Menurut Miles (1999), faktor-faktor yang berpengaruh dalam pemilihan lokasi adalah :
1. Zoning (peruntukan lahan)
2. Fisik (physical features)
3. Utilitas
4. Transportasi
5. Parkir
6. Dampak lingkungan (sosial dan alam)
7. Pelayanan publik
8. Penerimaan/respon masyarakat (termasuk perubahan perilaku)
9. Permintaan dan penawaran (pertumbuhan penduduk, penyerapan tenaga kerja, distribusi pendapatan)
De Chiara dan Koppelman (1999), menambahkan kriteria yang harus dipenuhi dalam menentukan lokasi
pasar/pusat perbelanjaan adalah:
1. Kedekatan dengan pangsa pasar
2. Kedekatan dengan bahan baku
3. Ketersediaan tenaga listrik dan air
4. Iklim
5. Ketersediaan modal
6. Perlindungan terhadap kebakaran, perlindungan polisi, pelayanan kesehatan
7. Perumahan/permukiman penduduk
8. Peraturan setempat
9. Pertumbuhan kota di masa yang akan datang.

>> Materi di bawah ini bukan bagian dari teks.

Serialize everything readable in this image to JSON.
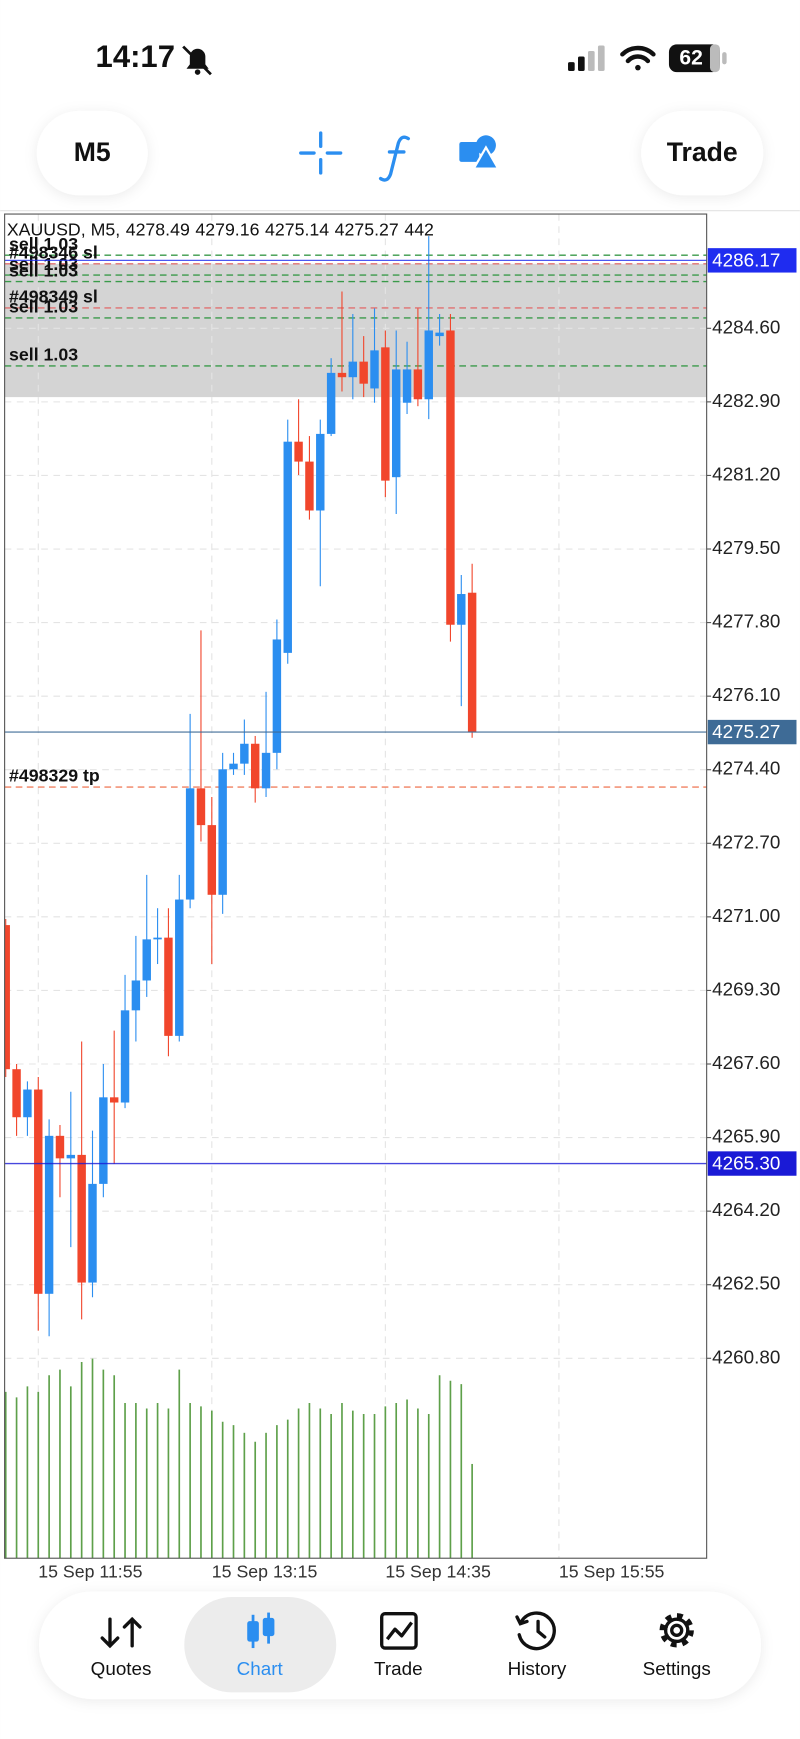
{
  "status_bar": {
    "time": "14:17",
    "battery": "62"
  },
  "toolbar": {
    "timeframe": "M5",
    "trade_button": "Trade"
  },
  "chart_data": {
    "type": "candlestick",
    "symbol": "XAUUSD, M5,",
    "categories": [
      null,
      null,
      null,
      "15 Sep 11:55",
      null,
      null,
      null,
      null,
      null,
      null,
      null,
      null,
      null,
      null,
      null,
      null,
      null,
      null,
      null,
      "15 Sep 13:15",
      null,
      null,
      null,
      null,
      null,
      null,
      null,
      null,
      null,
      null,
      null,
      null,
      null,
      null,
      null,
      "15 Sep 14:35",
      null,
      null,
      null,
      null,
      null,
      null,
      null,
      null,
      null,
      null,
      null,
      null,
      null,
      null,
      null,
      "15 Sep 15:55"
    ],
    "open": [
      4270.81,
      4267.48,
      4266.37,
      4267.01,
      4262.29,
      4265.94,
      4265.42,
      4265.5,
      4262.55,
      4264.83,
      4266.83,
      4266.71,
      4268.84,
      4269.53,
      4270.48,
      4270.52,
      4268.25,
      4271.4,
      4273.97,
      4273.12,
      4271.51,
      4274.41,
      4274.54,
      4275.0,
      4273.97,
      4274.79,
      4277.1,
      4281.98,
      4281.52,
      4280.39,
      4282.16,
      4283.57,
      4283.47,
      4283.83,
      4283.21,
      4284.16,
      4281.16,
      4282.88,
      4283.65,
      4282.96,
      4284.42,
      4284.55,
      4277.75,
      4278.49,
      null,
      null,
      null,
      null,
      null,
      null,
      null,
      null
    ],
    "high": [
      4270.95,
      4267.6,
      4267.2,
      4267.3,
      4266.32,
      4266.19,
      4266.96,
      4268.12,
      4266.06,
      4267.6,
      4268.37,
      4269.66,
      4270.56,
      4271.97,
      4271.2,
      4271.2,
      4271.97,
      4275.69,
      4277.62,
      4273.77,
      4274.79,
      4274.79,
      4275.56,
      4275.18,
      4276.2,
      4277.87,
      4282.49,
      4282.96,
      4282.11,
      4282.49,
      4283.91,
      4285.45,
      4284.93,
      4284.42,
      4285.06,
      4284.55,
      4284.55,
      4284.29,
      4285.06,
      4286.73,
      4284.93,
      4284.93,
      4278.9,
      4279.16,
      null,
      null,
      null,
      null,
      null,
      null,
      null,
      null
    ],
    "low": [
      4267.3,
      4265.94,
      4265.94,
      4261.44,
      4261.31,
      4264.52,
      4263.37,
      4261.7,
      4262.21,
      4264.52,
      4265.29,
      4266.58,
      4268.12,
      4269.15,
      4269.91,
      4267.78,
      4268.12,
      4271.2,
      4272.74,
      4269.91,
      4271.07,
      4274.28,
      4274.28,
      4273.64,
      4273.77,
      4274.41,
      4276.85,
      4281.21,
      4280.18,
      4278.64,
      4282.11,
      4283.14,
      4282.96,
      4283.01,
      4282.88,
      4280.7,
      4280.31,
      4282.62,
      4282.8,
      4282.5,
      4284.2,
      4277.36,
      4275.87,
      4275.14,
      null,
      null,
      null,
      null,
      null,
      null,
      null,
      null
    ],
    "close": [
      4267.48,
      4266.37,
      4267.01,
      4262.29,
      4265.94,
      4265.42,
      4265.5,
      4262.55,
      4264.83,
      4266.83,
      4266.71,
      4268.84,
      4269.53,
      4270.48,
      4270.52,
      4268.25,
      4271.4,
      4273.97,
      4273.12,
      4271.51,
      4274.41,
      4274.54,
      4275.0,
      4273.97,
      4274.79,
      4277.41,
      4281.98,
      4281.52,
      4280.39,
      4282.16,
      4283.57,
      4283.47,
      4283.83,
      4283.32,
      4284.09,
      4281.08,
      4283.65,
      4283.65,
      4282.96,
      4284.55,
      4284.5,
      4277.75,
      4278.46,
      4275.27,
      null,
      null,
      null,
      null,
      null,
      null,
      null,
      null
    ],
    "volume": [
      780,
      754,
      806,
      780,
      858,
      884,
      806,
      920,
      936,
      884,
      858,
      728,
      728,
      702,
      728,
      702,
      884,
      728,
      712,
      692,
      640,
      624,
      588,
      546,
      588,
      624,
      650,
      702,
      728,
      702,
      676,
      728,
      692,
      676,
      676,
      712,
      728,
      744,
      702,
      676,
      858,
      832,
      816,
      442,
      null,
      null,
      null,
      null,
      null,
      null,
      null,
      null
    ],
    "up_color": "#2b8ef0",
    "down_color": "#f1462c",
    "volume_color": "#5ea04a",
    "ylim": [
      4256.18,
      4287.24
    ],
    "yticks": [
      {
        "value": 4260.8,
        "label": "4260.80"
      },
      {
        "value": 4262.5,
        "label": "4262.50"
      },
      {
        "value": 4264.2,
        "label": "4264.20"
      },
      {
        "value": 4265.9,
        "label": "4265.90"
      },
      {
        "value": 4267.6,
        "label": "4267.60"
      },
      {
        "value": 4269.3,
        "label": "4269.30"
      },
      {
        "value": 4271.0,
        "label": "4271.00"
      },
      {
        "value": 4272.7,
        "label": "4272.70"
      },
      {
        "value": 4274.4,
        "label": "4274.40"
      },
      {
        "value": 4276.1,
        "label": "4276.10"
      },
      {
        "value": 4277.8,
        "label": "4277.80"
      },
      {
        "value": 4279.5,
        "label": "4279.50"
      },
      {
        "value": 4281.2,
        "label": "4281.20"
      },
      {
        "value": 4282.9,
        "label": "4282.90"
      },
      {
        "value": 4284.6,
        "label": "4284.60"
      }
    ],
    "grid": true,
    "zones": [
      {
        "from": 4283.01,
        "to": 4286.09,
        "color": "#d4d4d4"
      }
    ],
    "order_lines": [
      {
        "label": "sell 1.03",
        "value": 4286.29,
        "color": "#3a9a4a"
      },
      {
        "label": "#498346 sl",
        "value": 4286.09,
        "color": "#e07070"
      },
      {
        "label": "sell 1.03",
        "value": 4285.83,
        "color": "#3a9a4a"
      },
      {
        "label": "sell 1.03",
        "value": 4285.68,
        "color": "#3a9a4a"
      },
      {
        "label": "#498349 sl",
        "value": 4285.07,
        "color": "#e07070"
      },
      {
        "label": "sell 1.03",
        "value": 4284.84,
        "color": "#3a9a4a"
      },
      {
        "label": "sell 1.03",
        "value": 4283.73,
        "color": "#3a9a4a"
      },
      {
        "label": "#498329 tp",
        "value": 4274.0,
        "color": "#f08060"
      }
    ],
    "price_lines": [
      {
        "value": 4286.17,
        "color": "#1f2cf0"
      },
      {
        "value": 4275.27,
        "color": "#3e6b96"
      },
      {
        "value": 4265.3,
        "label": "4265.30",
        "color": "#1a1ad6"
      }
    ]
  },
  "tab_bar": {
    "tabs": [
      "Quotes",
      "Chart",
      "Trade",
      "History",
      "Settings"
    ]
  }
}
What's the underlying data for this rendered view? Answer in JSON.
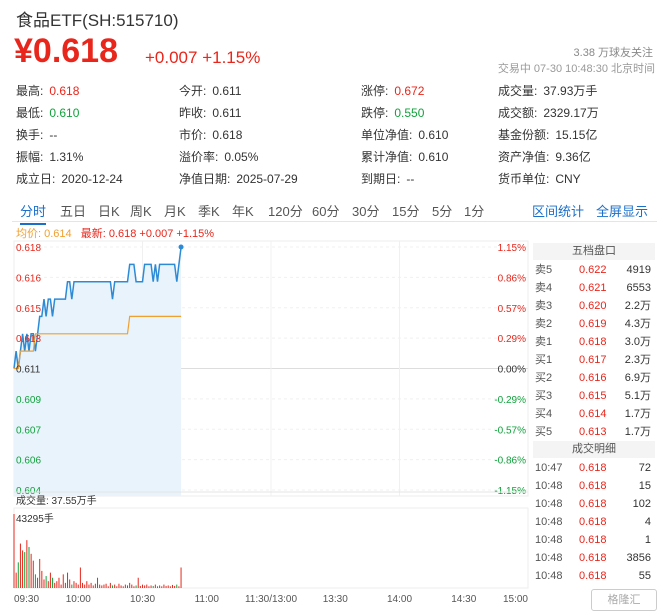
{
  "header": {
    "title": "食品ETF(SH:515710)",
    "price": "¥0.618",
    "change": "+0.007  +1.15%",
    "follow": "3.38 万球友关注",
    "status": "交易中  07-30  10:48:30  北京时间"
  },
  "stats": [
    [
      {
        "k": "最高:",
        "v": "0.618",
        "c": "red"
      },
      {
        "k": "今开:",
        "v": "0.611",
        "c": ""
      },
      {
        "k": "涨停:",
        "v": "0.672",
        "c": "red"
      },
      {
        "k": "成交量:",
        "v": "37.93万手",
        "c": ""
      }
    ],
    [
      {
        "k": "最低:",
        "v": "0.610",
        "c": "green"
      },
      {
        "k": "昨收:",
        "v": "0.611",
        "c": ""
      },
      {
        "k": "跌停:",
        "v": "0.550",
        "c": "green"
      },
      {
        "k": "成交额:",
        "v": "2329.17万",
        "c": ""
      }
    ],
    [
      {
        "k": "换手:",
        "v": "--",
        "c": ""
      },
      {
        "k": "市价:",
        "v": "0.618",
        "c": ""
      },
      {
        "k": "单位净值:",
        "v": "0.610",
        "c": ""
      },
      {
        "k": "基金份额:",
        "v": "15.15亿",
        "c": ""
      }
    ],
    [
      {
        "k": "振幅:",
        "v": "1.31%",
        "c": ""
      },
      {
        "k": "溢价率:",
        "v": "0.05%",
        "c": ""
      },
      {
        "k": "累计净值:",
        "v": "0.610",
        "c": ""
      },
      {
        "k": "资产净值:",
        "v": "9.36亿",
        "c": ""
      }
    ],
    [
      {
        "k": "成立日:",
        "v": "2020-12-24",
        "c": ""
      },
      {
        "k": "净值日期:",
        "v": "2025-07-29",
        "c": ""
      },
      {
        "k": "到期日:",
        "v": "--",
        "c": ""
      },
      {
        "k": "货币单位:",
        "v": "CNY",
        "c": ""
      }
    ]
  ],
  "tabs": [
    "分时",
    "五日",
    "日K",
    "周K",
    "月K",
    "季K",
    "年K",
    "120分",
    "60分",
    "30分",
    "15分",
    "5分",
    "1分"
  ],
  "tab_active": 0,
  "tabs_right": [
    "区间统计",
    "全屏显示"
  ],
  "legend": {
    "avg": "均价: 0.614",
    "latest": "最新: 0.618  +0.007  +1.15%"
  },
  "orderbook": {
    "title": "五档盘口",
    "asks": [
      [
        "卖5",
        "0.622",
        "4919"
      ],
      [
        "卖4",
        "0.621",
        "6553"
      ],
      [
        "卖3",
        "0.620",
        "2.2万"
      ],
      [
        "卖2",
        "0.619",
        "4.3万"
      ],
      [
        "卖1",
        "0.618",
        "3.0万"
      ]
    ],
    "bids": [
      [
        "买1",
        "0.617",
        "2.3万"
      ],
      [
        "买2",
        "0.616",
        "6.9万"
      ],
      [
        "买3",
        "0.615",
        "5.1万"
      ],
      [
        "买4",
        "0.614",
        "1.7万"
      ],
      [
        "买5",
        "0.613",
        "1.7万"
      ]
    ],
    "trades_title": "成交明细",
    "trades": [
      [
        "10:47",
        "0.618",
        "72"
      ],
      [
        "10:48",
        "0.618",
        "15"
      ],
      [
        "10:48",
        "0.618",
        "102"
      ],
      [
        "10:48",
        "0.618",
        "4"
      ],
      [
        "10:48",
        "0.618",
        "1"
      ],
      [
        "10:48",
        "0.618",
        "3856"
      ],
      [
        "10:48",
        "0.618",
        "55"
      ]
    ]
  },
  "chart_data": {
    "type": "line",
    "y_ticks_left": [
      "0.618",
      "0.616",
      "0.615",
      "0.613",
      "0.611",
      "0.609",
      "0.607",
      "0.606",
      "0.604"
    ],
    "y_ticks_right": [
      "1.15%",
      "0.86%",
      "0.57%",
      "0.29%",
      "0.00%",
      "-0.29%",
      "-0.57%",
      "-0.86%",
      "-1.15%"
    ],
    "x_ticks": [
      "09:30",
      "10:00",
      "10:30",
      "11:00",
      "11:30/13:00",
      "13:30",
      "14:00",
      "14:30",
      "15:00"
    ],
    "ylim": [
      0.604,
      0.618
    ],
    "prev_close": 0.611,
    "price_minutes": [
      0,
      1,
      2,
      3,
      4,
      5,
      6,
      7,
      8,
      9,
      10,
      11,
      12,
      13,
      14,
      15,
      16,
      17,
      18,
      19,
      20,
      21,
      22,
      23,
      24,
      25,
      26,
      27,
      28,
      29,
      30,
      31,
      32,
      33,
      34,
      35,
      36,
      37,
      38,
      39,
      40,
      41,
      42,
      43,
      44,
      45,
      46,
      47,
      48,
      49,
      50,
      51,
      52,
      53,
      54,
      55,
      56,
      57,
      58,
      59,
      60,
      61,
      62,
      63,
      64,
      65,
      66,
      67,
      68,
      69,
      70,
      71,
      72,
      73,
      74,
      75,
      76,
      77,
      78
    ],
    "price": [
      0.611,
      0.612,
      0.611,
      0.612,
      0.613,
      0.612,
      0.613,
      0.612,
      0.613,
      0.613,
      0.612,
      0.613,
      0.614,
      0.614,
      0.615,
      0.614,
      0.615,
      0.615,
      0.614,
      0.615,
      0.615,
      0.615,
      0.615,
      0.615,
      0.615,
      0.616,
      0.616,
      0.615,
      0.616,
      0.616,
      0.616,
      0.616,
      0.616,
      0.616,
      0.616,
      0.616,
      0.616,
      0.616,
      0.616,
      0.616,
      0.616,
      0.616,
      0.616,
      0.616,
      0.616,
      0.616,
      0.615,
      0.616,
      0.616,
      0.616,
      0.616,
      0.616,
      0.616,
      0.616,
      0.617,
      0.617,
      0.617,
      0.616,
      0.616,
      0.616,
      0.616,
      0.617,
      0.617,
      0.617,
      0.617,
      0.616,
      0.617,
      0.616,
      0.617,
      0.617,
      0.617,
      0.617,
      0.617,
      0.617,
      0.617,
      0.617,
      0.616,
      0.617,
      0.618
    ],
    "avg": [
      0.611,
      0.611,
      0.611,
      0.612,
      0.612,
      0.612,
      0.612,
      0.612,
      0.612,
      0.612,
      0.613,
      0.613,
      0.613,
      0.613,
      0.613,
      0.613,
      0.613,
      0.613,
      0.613,
      0.613,
      0.613,
      0.613,
      0.613,
      0.613,
      0.613,
      0.613,
      0.613,
      0.613,
      0.613,
      0.613,
      0.613,
      0.613,
      0.613,
      0.613,
      0.613,
      0.613,
      0.613,
      0.613,
      0.613,
      0.613,
      0.613,
      0.613,
      0.613,
      0.613,
      0.613,
      0.613,
      0.613,
      0.613,
      0.613,
      0.613,
      0.613,
      0.613,
      0.613,
      0.613,
      0.614,
      0.614,
      0.614,
      0.614,
      0.614,
      0.614,
      0.614,
      0.614,
      0.614,
      0.614,
      0.614,
      0.614,
      0.614,
      0.614,
      0.614,
      0.614,
      0.614,
      0.614,
      0.614,
      0.614,
      0.614,
      0.614,
      0.614,
      0.614,
      0.614
    ],
    "volume_label": "成交量: 37.55万手",
    "volume_max_label": "43295手",
    "volume_max": 43295,
    "volume": [
      43295,
      9000,
      15000,
      26000,
      22000,
      21000,
      28000,
      24000,
      20000,
      16000,
      8000,
      6000,
      17000,
      10000,
      5000,
      7000,
      4000,
      9000,
      6000,
      3000,
      4000,
      6000,
      2000,
      8000,
      3000,
      9000,
      5000,
      2000,
      4000,
      3000,
      2000,
      12000,
      3000,
      2000,
      4000,
      2000,
      3000,
      1500,
      2500,
      6000,
      2000,
      1500,
      2000,
      2500,
      1000,
      3000,
      1500,
      2000,
      1000,
      2500,
      1500,
      1000,
      2000,
      1500,
      3000,
      2000,
      1000,
      1500,
      6000,
      1200,
      2000,
      1500,
      2000,
      1000,
      1500,
      1200,
      2000,
      1000,
      1500,
      1000,
      2000,
      1200,
      1500,
      1000,
      1800,
      1200,
      2000,
      1000,
      12000
    ]
  }
}
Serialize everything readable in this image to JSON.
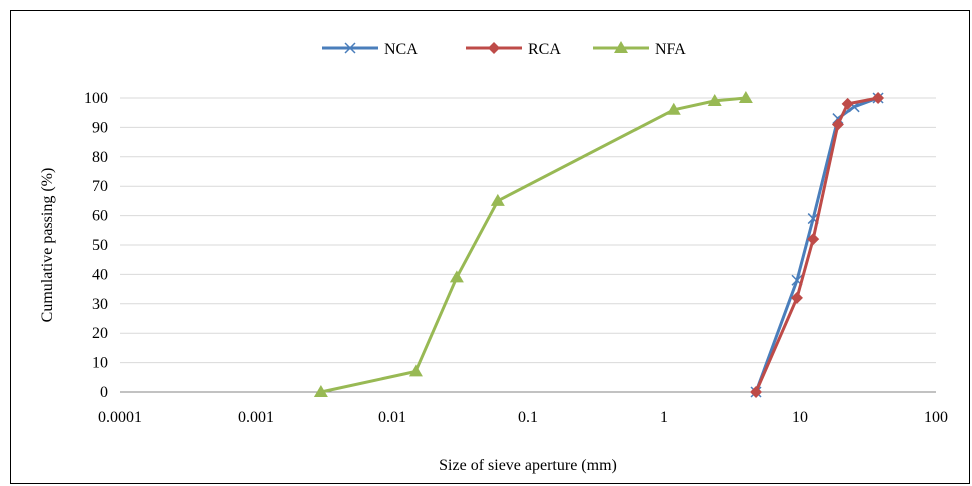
{
  "chart_data": {
    "type": "scatter",
    "title": "",
    "xlabel": "Size of sieve aperture (mm)",
    "ylabel": "Cumulative passing (%)",
    "xscale": "log",
    "xlim": [
      0.0001,
      100
    ],
    "ylim": [
      0,
      100
    ],
    "x_ticks": [
      "0.0001",
      "0.001",
      "0.01",
      "0.1",
      "1",
      "10",
      "100"
    ],
    "y_ticks": [
      "0",
      "10",
      "20",
      "30",
      "40",
      "50",
      "60",
      "70",
      "80",
      "90",
      "100"
    ],
    "grid": "horizontal",
    "legend": "top-center",
    "series": [
      {
        "name": "NCA",
        "color": "#4a7ebb",
        "marker": "x",
        "points": [
          [
            4.75,
            0
          ],
          [
            9.5,
            38
          ],
          [
            12.5,
            59
          ],
          [
            19,
            93
          ],
          [
            25,
            97
          ],
          [
            37.5,
            100
          ]
        ]
      },
      {
        "name": "RCA",
        "color": "#be4b48",
        "marker": "diamond",
        "points": [
          [
            4.75,
            0
          ],
          [
            9.5,
            32
          ],
          [
            12.5,
            52
          ],
          [
            19,
            91
          ],
          [
            22.4,
            98
          ],
          [
            37.5,
            100
          ]
        ]
      },
      {
        "name": "NFA",
        "color": "#98b954",
        "marker": "triangle",
        "points": [
          [
            0.003,
            0
          ],
          [
            0.015,
            7
          ],
          [
            0.03,
            39
          ],
          [
            0.06,
            65
          ],
          [
            1.18,
            96
          ],
          [
            2.36,
            99
          ],
          [
            4.0,
            100
          ]
        ]
      }
    ]
  }
}
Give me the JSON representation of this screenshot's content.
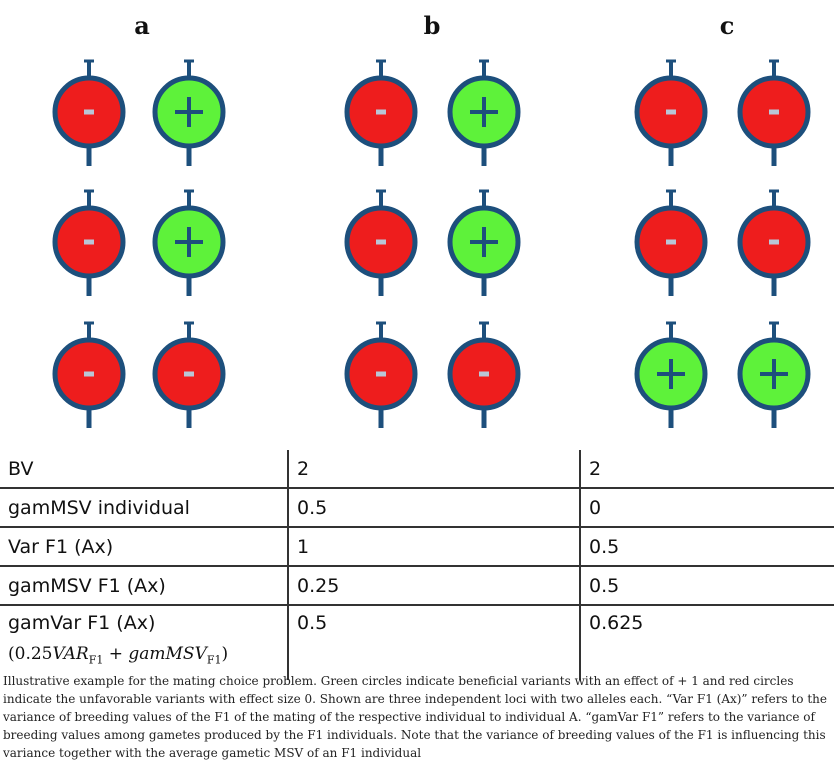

Pasar rakyat diklasifikasikan menjadi 4 tipe yaitu A, B, C, dan D berdasarkan PERMENDAGRI No. 37 tahun
2017 tentang Pedoman Pembangunan dan Pengelolaan Sarana Perdagangan. SNI 8152:2015
mengklasifikasikan pasar rakyat menjadi 4 tipe yaitu I,II, III, dan IV. Pasar rakyat harus memiliki jarak
minimal 10 meter dari pabrik atau gudang kimia dan SPBU, berjarak minimal 500 meter dari toko swalayan.
Pasar rakyat juga harus berjarak untuk melayani minimal 750 meter kawasan permukiman (Jayadinata,
1999). Pasar rakyat sebaiknya didirikan pada lokasi yang ramai dan luas. Pendirian pasar pada lokasi yang
tidak ada aktivitas perdagangannya, sangat sulit diharapkan akan dikunjungi oleh masyarakat (Djojodipuro,
1992). Pasar rakyat tidak dipengaruhi oleh aksesibilitas berdasarkan kelas jalan (Nugraha, 2013). Hal ini
didukung oleh Hidayati (2016) bahwa pasar rakyat tersebar pada kawasan permukiman dengan struktur
jaringan jalan secara acak, yaitu arteri, kolektor, maupun lokal.